Mother Nature fractured the restaurant industry’s overall performance in recent months. That’s the obvious fact, but what does the data tell us about the health of the business as a whole? On Friday, TDn2K released its latest Restaurant Industry Snapshot, which gathers weekly sales data from nearly 30,000 restaurant units to provide a vitals check.

The first glance is a troubling one. As a whole, the third quarter posted the second worst sales and traffic growth in more than five years. Same-store sales fell 2.2 percent across the spectrum—a 1.2 percentage point drop from the second quarter. Traffic, even worse, was down 4.1 percent.

Victor Fernandez, the executive director of Insights and Knowledge at TDn2K, said in a statement that the results aren’t quite as disturbing as they seem. “On one hand, the last three months were plagued by significant events that are external to the industry, but nevertheless had considerable negative impact on restaurant sales,” he said. “Hurricanes Harvey and Irma affected millions of people in two of the country’s largest economies during the quarter. On the other hand, there were some signs of improvement throughout the quarter, especially when removing the effect of Texas and Florida on the national sales results.”

Given the weather variable, it’s best to take this conversation to a broader point, skipping the month-to-month comparisons. For instance, same-store sales dropped 1.9 percent in September compared to 2.1 percent in August—a month where Hurricane Harvey and the Floyd Mayweather-Conor McGregor fight adversely affected sales nationwide.

Compare those numbers to July, however, and September showed a significant jump from July’s same-store sales decline of 2.7 percent.

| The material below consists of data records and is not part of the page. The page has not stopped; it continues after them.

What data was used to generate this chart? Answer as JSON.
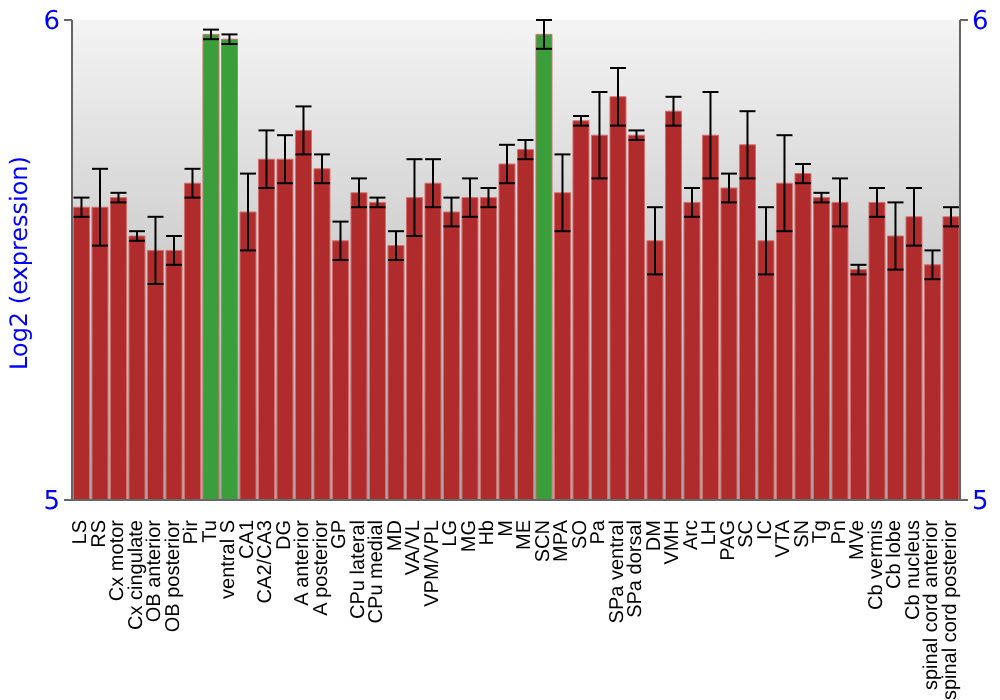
{
  "chart_data": {
    "type": "bar",
    "ylabel": "Log2 (expression)",
    "categories": [
      "LS",
      "RS",
      "Cx motor",
      "Cx cingulate",
      "OB anterior",
      "OB posterior",
      "Pir",
      "Tu",
      "ventral S",
      "CA1",
      "CA2/CA3",
      "DG",
      "A anterior",
      "A posterior",
      "GP",
      "CPu lateral",
      "CPu medial",
      "MD",
      "VA/VL",
      "VPM/VPL",
      "LG",
      "MG",
      "Hb",
      "M",
      "ME",
      "SCN",
      "MPA",
      "SO",
      "Pa",
      "SPa ventral",
      "SPa dorsal",
      "DM",
      "VMH",
      "Arc",
      "LH",
      "PAG",
      "SC",
      "IC",
      "VTA",
      "SN",
      "Tg",
      "Pn",
      "MVe",
      "Cb vermis",
      "Cb lobe",
      "Cb nucleus",
      "spinal cord anterior",
      "spinal cord posterior"
    ],
    "values": [
      5.61,
      5.61,
      5.63,
      5.55,
      5.52,
      5.52,
      5.66,
      5.97,
      5.96,
      5.6,
      5.71,
      5.71,
      5.77,
      5.69,
      5.54,
      5.64,
      5.62,
      5.53,
      5.63,
      5.66,
      5.6,
      5.63,
      5.63,
      5.7,
      5.73,
      5.97,
      5.64,
      5.79,
      5.76,
      5.84,
      5.76,
      5.54,
      5.81,
      5.62,
      5.76,
      5.65,
      5.74,
      5.54,
      5.66,
      5.68,
      5.63,
      5.62,
      5.48,
      5.62,
      5.55,
      5.59,
      5.49,
      5.59
    ],
    "errors": [
      0.02,
      0.08,
      0.01,
      0.01,
      0.07,
      0.03,
      0.03,
      0.01,
      0.01,
      0.08,
      0.06,
      0.05,
      0.05,
      0.03,
      0.04,
      0.03,
      0.01,
      0.03,
      0.08,
      0.05,
      0.03,
      0.04,
      0.02,
      0.04,
      0.02,
      0.03,
      0.08,
      0.01,
      0.09,
      0.06,
      0.01,
      0.07,
      0.03,
      0.03,
      0.09,
      0.03,
      0.07,
      0.07,
      0.1,
      0.02,
      0.01,
      0.05,
      0.01,
      0.03,
      0.07,
      0.06,
      0.03,
      0.02
    ],
    "colors": [
      "#b02c2c",
      "#b02c2c",
      "#b02c2c",
      "#b02c2c",
      "#b02c2c",
      "#b02c2c",
      "#b02c2c",
      "#3a9e3a",
      "#3a9e3a",
      "#b02c2c",
      "#b02c2c",
      "#b02c2c",
      "#b02c2c",
      "#b02c2c",
      "#b02c2c",
      "#b02c2c",
      "#b02c2c",
      "#b02c2c",
      "#b02c2c",
      "#b02c2c",
      "#b02c2c",
      "#b02c2c",
      "#b02c2c",
      "#b02c2c",
      "#b02c2c",
      "#3a9e3a",
      "#b02c2c",
      "#b02c2c",
      "#b02c2c",
      "#b02c2c",
      "#b02c2c",
      "#b02c2c",
      "#b02c2c",
      "#b02c2c",
      "#b02c2c",
      "#b02c2c",
      "#b02c2c",
      "#b02c2c",
      "#b02c2c",
      "#b02c2c",
      "#b02c2c",
      "#b02c2c",
      "#b02c2c",
      "#b02c2c",
      "#b02c2c",
      "#b02c2c",
      "#b02c2c",
      "#b02c2c"
    ],
    "ylim": [
      5,
      6
    ],
    "yticks": [
      5,
      6
    ],
    "y2lim": [
      5,
      6
    ],
    "y2ticks": [
      5,
      6
    ],
    "grid": false
  }
}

More, the areas directly affected by the storms absorbed a massive blow. Texas’ same-store sales fell 5.1 percent in August. Florida’s plummeted 6.2 percent in September. If you subtract the two states from the picture, national same-store sales growth would improve about 0.2 percentage points for the third quarter. Additionally, same-store sales growth improves from negative 2.8 percent in July to negative 1.8 percent in August, and betters to a 1.4 percent decrease by September.

“Clearly, sales are still declining year-over-year,” Fernandez said in a statement. “But the rate at which they are falling has been decelerating. The trend is for improving results throughout the quarter once some of the external factors are isolated.”

Every industry segment reported negative same-store sales in September, marking the second consecutive month that has been the case. Fine dining, which was showing positive for most of the year, has declined since August. TDn2K said the segment was hit particularly hard in Texas and Florida, and was the weakest performing group based on sales growth. Family dining and upscale casual were the best.

As has been the case in recent quarters, increased consumer spending is not coming to the rescue of restaurants, said Joel Naroff, president of Naroff Economic Advisors and TDn2K Economist, in a statement.

“The economy was hit by massive hurricanes in August and September. The chaos created also translated into volatile economic data,” he said. “For example, vehicle sales surged in September, largely due to the replacement of damaged vehicles. Consumer spending likely picked up, but not for the reasons we would hope for.”

“Going forward, rebuilding efforts will also temporarily add to economic activity. Thus, third and fourth quarter growth will likely be good, but we could pay for it in the first part of 2018,” he added. “Separating out the weather effects from trend economic growth, it appears that conditions have firmed a bit. That should be enough to trigger somewhat faster wage gains and spending, but don’t expect significant improvement in discretionary consumer purchases such as restaurants.”

TDn2K’s Q3 People Report Workforce Index showed much of the same when it comes to the labor force. According to the report, operators are still worried about finding qualified employees to staff their restaurants.

“Their expectation is that recruiting difficulties will continue in upcoming months. After plateauing for the last few months, turnover rates for both restaurant management and hourly employees increased again during August, surely a factor behind the growing concerns regarding restaurant staffing. This is not surprising given that the competition for available employees keeps rising as the labor market continues to tighten,” the report said.

The national unemployment rate fell to 4.2 percent in September and is the lowest its been in almost 17 years, the report said. Service, value, and lower turnover rates have created a competitive arena at the local level.

“The correlation between unemployment and restaurant turnover, especially for hourly employees, has been well documented by People Report,” Fernandez said. “But regional factors also come into play. For example, Kentucky and Mississippi, which are among the states with the highest restaurant hourly turnover rates in the country, both have unemployment rates around 5.3 percent, well above the national number.”